Y estamos llamados a recorrer el itinerario de Jesús por la fe, la comunión, la
misión y la fidelidad hasta la muerte por amor y con amor para que el Padre sea
glorificado. María está ahí, a nuestro lado, recordando el “haced lo que El os
diga”. Porque nuestra respuesta también pasa por la escucha, la docilidad, el
cumplimento de la voluntad del Padre, la com-pasión con los pobres y excluidos
y la esperanza en la victoria sobre la muerte.
Cuando
tropezamos, cuando erramos el camino, cuado el poder de las tinieblas se hace
más patente, cuando la fe es menos firme y nos asusta la cruz de cada día,
sigue estando María al alcance de nuestra plegaria.

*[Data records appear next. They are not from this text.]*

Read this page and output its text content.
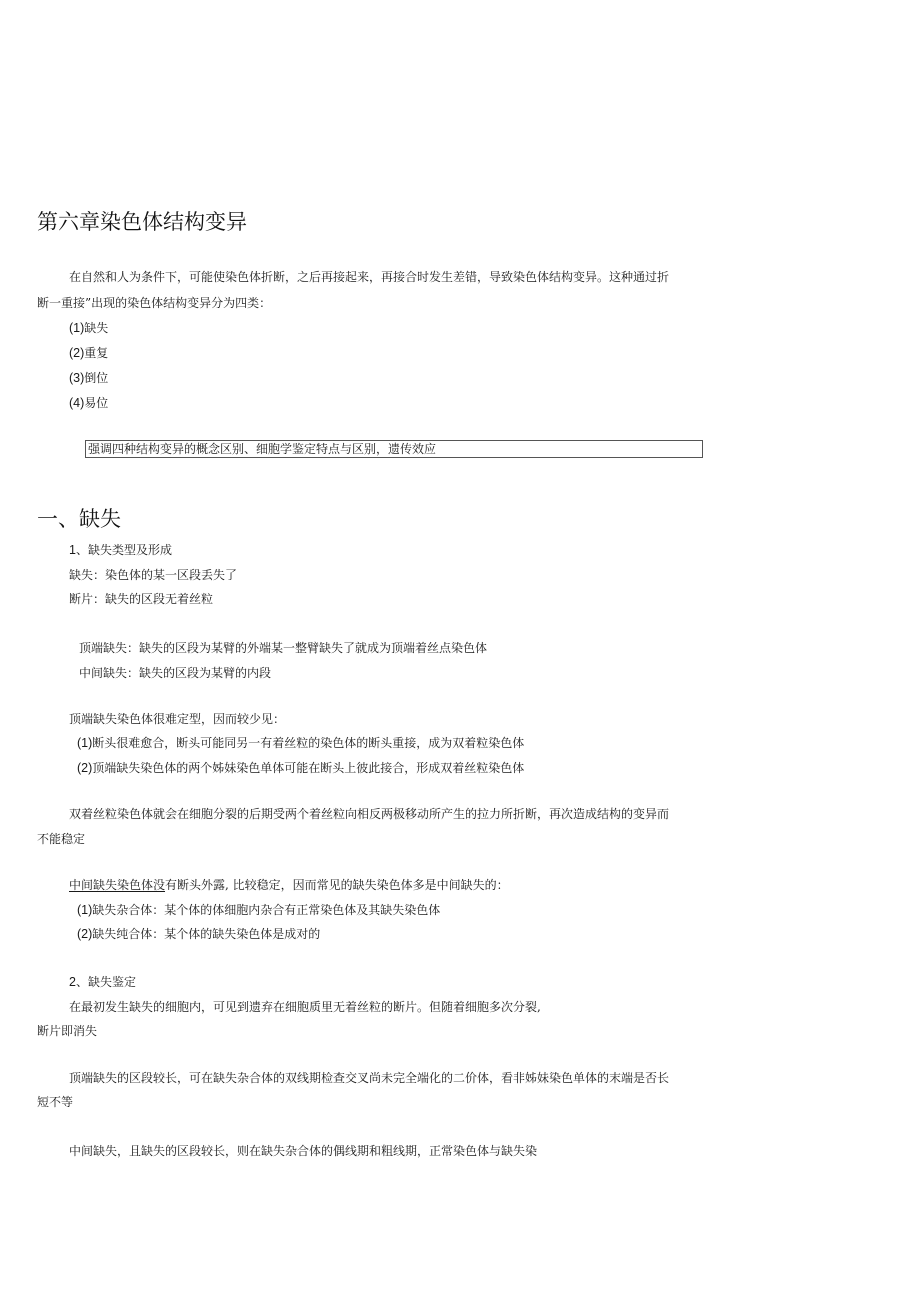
第六章染色体结构变异
在自然和人为条件下，可能使染色体折断，之后再接起来，再接合时发生差错，导致染色体结构变异。这种通过折
断一重接”出现的染色体结构变异分为四类：
(1)缺失
(2)重复
(3)倒位
(4)易位
强调四种结构变异的概念区别、细胞学鉴定特点与区别，遗传效应
一、缺失
1、缺失类型及形成
缺失：染色体的某一区段丢失了
断片：缺失的区段无着丝粒
顶端缺失：缺失的区段为某臂的外端某一整臂缺失了就成为顶端着丝点染色体
中间缺失：缺失的区段为某臂的内段
顶端缺失染色体很难定型，因而较少见：
(1)断头很难愈合，断头可能同另一有着丝粒的染色体的断头重接，成为双着粒染色体
(2)顶端缺失染色体的两个姊妹染色单体可能在断头上彼此接合，形成双着丝粒染色体
双着丝粒染色体就会在细胞分裂的后期受两个着丝粒向相反两极移动所产生的拉力所折断，再次造成结构的变异而
不能稳定
中间缺失染色体没有断头外露, 比较稳定，因而常见的缺失染色体多是中间缺失的：
(1)缺失杂合体：某个体的体细胞内杂合有正常染色体及其缺失染色体
(2)缺失纯合体：某个体的缺失染色体是成对的
2、缺失鉴定
在最初发生缺失的细胞内，可见到遗弃在细胞质里无着丝粒的断片。但随着细胞多次分裂,
断片即消失
顶端缺失的区段较长，可在缺失杂合体的双线期检查交叉尚未完全端化的二价体，看非姊妹染色单体的末端是否长
短不等
中间缺失，且缺失的区段较长，则在缺失杂合体的偶线期和粗线期，正常染色体与缺失染
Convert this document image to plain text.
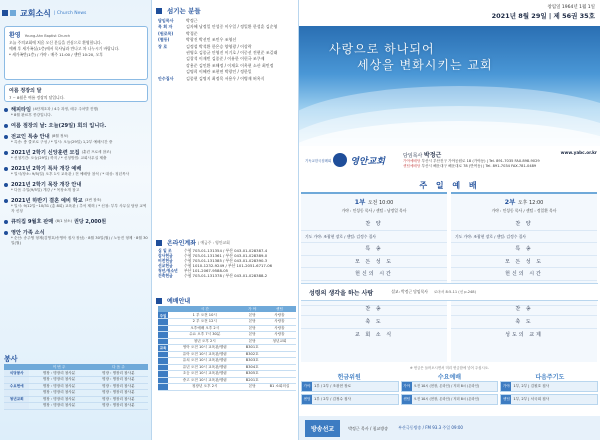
교회소식 | Church News
환영 Young-Ahn Baptist Church

오늘 주의교회에 처음 오신 분들을 진심으로 환영합니다.

예배 후 새가족실(1층)에서 목사님과 만나고 차 나누시기 바랍니다.

* 새가족반(1층) / 가야 : 매주 11:00 / 센탄 10:20, 오후

여름 정장의 달
7 ~ 8월은 여름 정장의 달입니다.
해피타임 (4단계초과 / 4주 과정, 매주 주차별 진행)
* 8월 완료후 종강입니다.
여름 점장의 날: 오늘(29일) 회의 입니다.
전교인 특송 안내 (8월 정보)
* 특송: 충 클조로 구성 / * 일시: 오늘(29일) 1,2부 예배시간 중
2021년 2학기 신앙훈련 모집 (훈련 프로세 참조)
* 신청기간: 오늘(29일) 까지 / * 신청방법: 교회사무실 제출
2021년 2학기 특차 개강 예배
* 일시/장소: 9/5(일) 오후 1시 교육관 / 전 예배당 참석 / * 대상: 청년목사
2021년 2학기 목장 개강 안내
* 다음 주일(9/5일) 개강 / * 목장소개 참고
2021년 하반기 결혼 예비 학교 (3번 참조)
* 일시: 9/12일~10/31 (총 8회) 교육관 / 추석 제외 / * 신청: 부부 사무실 담당 교역자 신청
큐티집 9월호 판매 (8/1 날소) 권당 2,000원
영안 가족 소식
* 순산: 송주영 형제(김영호/송영아 집사 장남) · 8월 30일(월) / 노동진 형제 · 8월 30일(월)
봉사
	이 번 주	다 음 주
식당봉사	명장 : 명장리 참사분	명장 : 명장리 참사분
	명장 : 명장리 참사분	명장 : 명장리 참사분
수요헌애	명장 : 명장리 참사분	명장 : 명장리 참사분
	명장 : 명장리 참사분	명장 : 명장리 참사분
청년교회	명장 : 명장리 참사분	명장 : 명장리 참사분
	명장 : 명장리 참사분	명장 : 명장리 참사분
섬기는 분들
담임목사	박정근
목 회 자	김자혜 남정일 안성중 이우일 / 정일환 한성훈 김순영
(원로목)	박경준
(협동)	박광진 박선민 조민우 조영선
장 로	김정섭 박석환 한은승 양영광 / 이상락
권영호 김종균 안영진 이기호 / 이중선 전현준 조길래
김창석 이재빈 김종준 / 이유한 이헌국 조쿠제
강용준 김인환 조해정 / 이재호 이옥현 소산 최민정
김명희 이혜란 조현연 박광인 / 정한일
안수집사	김종현 김명지 최정목 서용우 / 이병재 허옥식
온라인계좌 | 예금주 : 영안교회
십 일 조	수협 703-01-131354 / 부산 043-01-028387-4
감사헌금	수협 703-01-131361 / 부산 043-01-028389-0
비전헌금	수협 703-01-131385 / 부산 043-01-028390-3
선교헌금	수협 1010-1232-9249 / 부산 101-2051-6717-06
청년/청소년	부산 101-2067-9588-05
건축헌금	수협 703-01-131378 / 부산 043-01-028388-2
예배안내
	시 간	가 야	센텀
주일	1 부 오전 10시	본당	사랑홀
	2 부 오전 12시	본당	사랑홀
	오후예배 오후 2시	본당	사랑홀
	수요 오후 7시 30분	본당	사랑홀
	청년 오후 2시	본당	청년교회
교육	영아 오전 10시 교육관/엘림	B301호	
	유아 오전 10시 교육관/엘림	B302호	
	유치 오전 10시 교육관/엘림	B303호	
	유년 오전 10시 교육관/엘림	B304호	
	초등 오전 10시 교육관/엘림	B305호	
	중고 오전 10시 교육관/엘림	B201호	
	청장년 오후 2시	본당	B1 소회의실
창립일 1964년 1월 1일
2021년 8월 29일 | 제 56권 35호
사랑으로 하나되어
세상을 변화시키는 교회
기독교한국침례회 영안교회
담임목사 박정근	www.yabc.or.kr
가야예배당 부산시 부산진구 가야공원로 18 (가야동) | Tel. 891-7035 FAX.898-9029
센텀예배당 부산시 해운대구 해운대로 78 (반여동) | Tel. 891-7034 FAX.781-0489
주 일 예 배
1부 오전 10:00
가야 : 인성동 목사 / 센텀 : 남정일 목사
찬 양
기도 가야: 조광현 장로 / 센텀: 김정수 집사
특 송
모 든 성 도
헌신의 시간
2부 오후 12:00
가야 : 인성동 목사 / 센텀 : 정일환 목사
찬 양
기도 가야: 조광현 장로 / 센텀: 김정수 집사
특 송
모 든 성 도
헌신의 시간
성령의 생각을 하는 사람	설교: 박정근 담임목사 로마서 8:5-11 (신 p.248)
찬 송
축 도
교 회 소 식
찬 송
축 도
성도의 교제
※ 헌금은 들어오시면서 미리 헌금함에 넣어 주십시오.
헌금위원	수요예배	다음주기도
가야 1부 / 2부 / 조광현 장로
센텀 1부 / 2부 / 김정수 집사
가야	오전 10시 (현장, 온라인) / 저녁 8시 (온라인)
센텀	오전 10시 (현장, 온라인) / 저녁 8시 (온라인)
가야 1부, 2부 | 김원호 집사
센텀 1부, 2부 | 서국희 집사
방송선교	박정근 목사 / 침교방송	부산극동방송 / FM 93.3 주일 09:00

La hora de Jesús se hace hora de la Iglesia y de la
humanidad entera en cada encrucijada de la vida, de la fe y del amor. Jesús que
había dicho: “Cuando yo sea levantado de la tierra, atraeré todos hacia mí” (Jn
12, 32), sigue realizando su obra salvadora por el ministerio de los que Él
había elegido (cf Jn 20,21). Nos toca, pues, vivir esta hora con responsabilidad y fidelidad. ¿Qué significa? Prolongar la opción fundamental de Jesús
ante el Padre y ante los hombres: “El mundo ha de saber que amo al Padre y que
obro según el Padre me ha ordenado” (Jn, 4 31). “Yo he venido para que tengan
vida….” (Jn 10,10).
La
responsabilidad se demuestra cada vez que se encara, y no se huye, la
tentación, la adversidad, la persecución, el desprestigio, la muerte. La fidelidad la
demostramos cada vez que hacemos prevalecer la luz, la verdad, la libertad, el
perdón, la reconciliación, la paz, el amor, todo aquello que glorifica al Padre
en cada situación humana y devuelve al hombre la alegría de ser hijo de Dios.
Podemos estar seguros de que en toda
situación límite (la situación más limite de la historia fue aquella del
Calvario) está María con el misterioso y saludable influjo que le es propio. La
presencia de María se deja siempre sentir donde hay compasión con los que
sufren, con los que lloran y con los pecadores.
Hoy los
sacerdotes, los religiosos, los laicos, necesitamos vivir más intensamente con
Maria la hora de Jesús para recobrar aliento y esperanza y atender a tantos
millones de hombres degradados, explotados, que pasan hambre y marginación de
muchas formas. Del fondo de esta humanidad sin rostro llega un grito de
liberación, Cristo también murió por ellos. La “Madre del Redentor” les
escucha con misericordia y nos repite: “haced lo que Él os diga”.